The first round of fabs in India that focus on legacy nodes (28 nm-65 nm) and semiconductor packaging will be operational in 2026-2028. These are not state-of-the-art chips, but they are used extensively for meeting the demands of the world. They include microcontrollers for domestic appliances, automotive semiconductors, power management chips for solar panels, and much more.

Within a decade, if India can build its talent pool, secure the supply chain for specialty chemicals and gases, and create regulatory certainty, India may get chances of manufacturing chips in advanced nodes or AI semiconductor packaging. There seems to be an exciting future for India’s semiconductor sector, but it will take many decades and billions of dollars of investments.

India is already seeing a rise in the number of semiconductor jobs in the country, and institutes such as IIT Bombay, IIT Madras, and BITS Pilani are expanding their semiconductor engineering courses.

Frequently Asked Questions (FAQs)

Q. What is a semiconductor and how does it work?

A semiconductor is a material — typically silicon — that conducts electricity partially and in a controllable manner. By doping it with specific impurities and structuring it into transistors, engineers create integrated circuits (chips) that can process, store, and transmit data.
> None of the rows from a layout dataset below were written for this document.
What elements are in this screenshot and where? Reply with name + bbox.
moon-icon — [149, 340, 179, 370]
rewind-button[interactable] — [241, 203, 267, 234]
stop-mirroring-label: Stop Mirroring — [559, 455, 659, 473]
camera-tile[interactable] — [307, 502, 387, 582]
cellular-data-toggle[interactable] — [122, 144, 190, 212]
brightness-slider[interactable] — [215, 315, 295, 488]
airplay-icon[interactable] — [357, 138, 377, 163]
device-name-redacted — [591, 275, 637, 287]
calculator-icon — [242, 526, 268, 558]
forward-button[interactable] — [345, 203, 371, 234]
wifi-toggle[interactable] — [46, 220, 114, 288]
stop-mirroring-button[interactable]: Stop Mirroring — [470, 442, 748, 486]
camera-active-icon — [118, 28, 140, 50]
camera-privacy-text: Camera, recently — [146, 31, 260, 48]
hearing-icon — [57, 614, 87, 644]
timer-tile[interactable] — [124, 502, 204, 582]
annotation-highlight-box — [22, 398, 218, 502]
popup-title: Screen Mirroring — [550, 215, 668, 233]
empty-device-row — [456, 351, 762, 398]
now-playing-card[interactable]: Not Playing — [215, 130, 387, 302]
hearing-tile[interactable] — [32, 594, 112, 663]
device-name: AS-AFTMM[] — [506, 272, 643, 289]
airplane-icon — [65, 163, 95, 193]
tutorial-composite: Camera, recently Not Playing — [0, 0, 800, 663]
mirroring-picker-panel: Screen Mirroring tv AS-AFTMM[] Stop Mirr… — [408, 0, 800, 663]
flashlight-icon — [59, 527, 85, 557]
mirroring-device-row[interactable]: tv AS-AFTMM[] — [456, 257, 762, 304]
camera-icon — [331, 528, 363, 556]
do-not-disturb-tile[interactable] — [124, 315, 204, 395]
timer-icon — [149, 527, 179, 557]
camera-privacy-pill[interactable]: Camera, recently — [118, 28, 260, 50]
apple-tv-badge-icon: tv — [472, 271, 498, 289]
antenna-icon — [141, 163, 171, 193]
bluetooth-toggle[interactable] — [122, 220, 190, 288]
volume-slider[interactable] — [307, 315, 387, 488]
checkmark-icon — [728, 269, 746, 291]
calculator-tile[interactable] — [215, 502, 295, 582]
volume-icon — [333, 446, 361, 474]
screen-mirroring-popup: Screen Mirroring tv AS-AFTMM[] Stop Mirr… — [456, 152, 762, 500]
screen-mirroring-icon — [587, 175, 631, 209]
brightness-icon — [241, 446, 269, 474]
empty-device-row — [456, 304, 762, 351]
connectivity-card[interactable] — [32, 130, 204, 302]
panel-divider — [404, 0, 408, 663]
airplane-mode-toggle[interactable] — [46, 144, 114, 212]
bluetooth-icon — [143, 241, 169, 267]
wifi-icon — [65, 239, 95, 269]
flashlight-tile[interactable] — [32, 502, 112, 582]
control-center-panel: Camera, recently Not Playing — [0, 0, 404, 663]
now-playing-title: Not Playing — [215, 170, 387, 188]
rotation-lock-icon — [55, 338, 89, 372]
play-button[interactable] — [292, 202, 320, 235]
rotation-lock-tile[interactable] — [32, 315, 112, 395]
Billions of such transistors switch on and off billions of times per second inside your devices, enabling everything from phone calls to artificial intelligence.

Q. Why are semiconductors so important?

Semiconductors are the fundamental building blocks of all modern electronics. Without them, there would be no smartphones, computers, internet infrastructure, electric vehicles, medical devices, or defence systems. As AI, 5G, and the Internet of Things expand, semiconductor demand will only accelerate — making them arguably the most strategically critical material in the world today.

Q. What is India’s Semiconductor Mission?

The India Semiconductor Mission (ISM), launched in 2021 under the Ministry of Electronics and Information Technology, is a ₹76,000 crore (~$10 billion) national programme to build a domestic chip manufacturing ecosystem. It provides capital subsidies of up to 50% to companies setting up fabrication plants, ATMP (assembly, testing, marking, and packaging) facilities, and semiconductor design infrastructure within India.

Q. Which companies are investing in India’s semiconductor industry?

Major investors include Tata Electronics (partnered with Taiwan’s PSMC for a fab in Dholera), Micron Technology (ATMP facility in Sanand), CG Power in partnership with Japan’s Renesas, and Kaynes Semicon. Global design and equipment companies like Applied Materials, Intel, Qualcomm, and Texas Instruments also have significant engineering centres in India.

Q. Can India become a global semiconductor hub?

India has the talent, the market, the policy support, and growing investment momentum to become a significant player in global chip manufacturing — particularly in legacy node fabrication and semiconductor packaging. However, competing at the cutting edge (3nm, 2nm chips) requires technology access, massive capital, and decades of manufacturing experience that India is only beginning to accumulate. The medium-term outlook is promising; the long-term potential is substantial.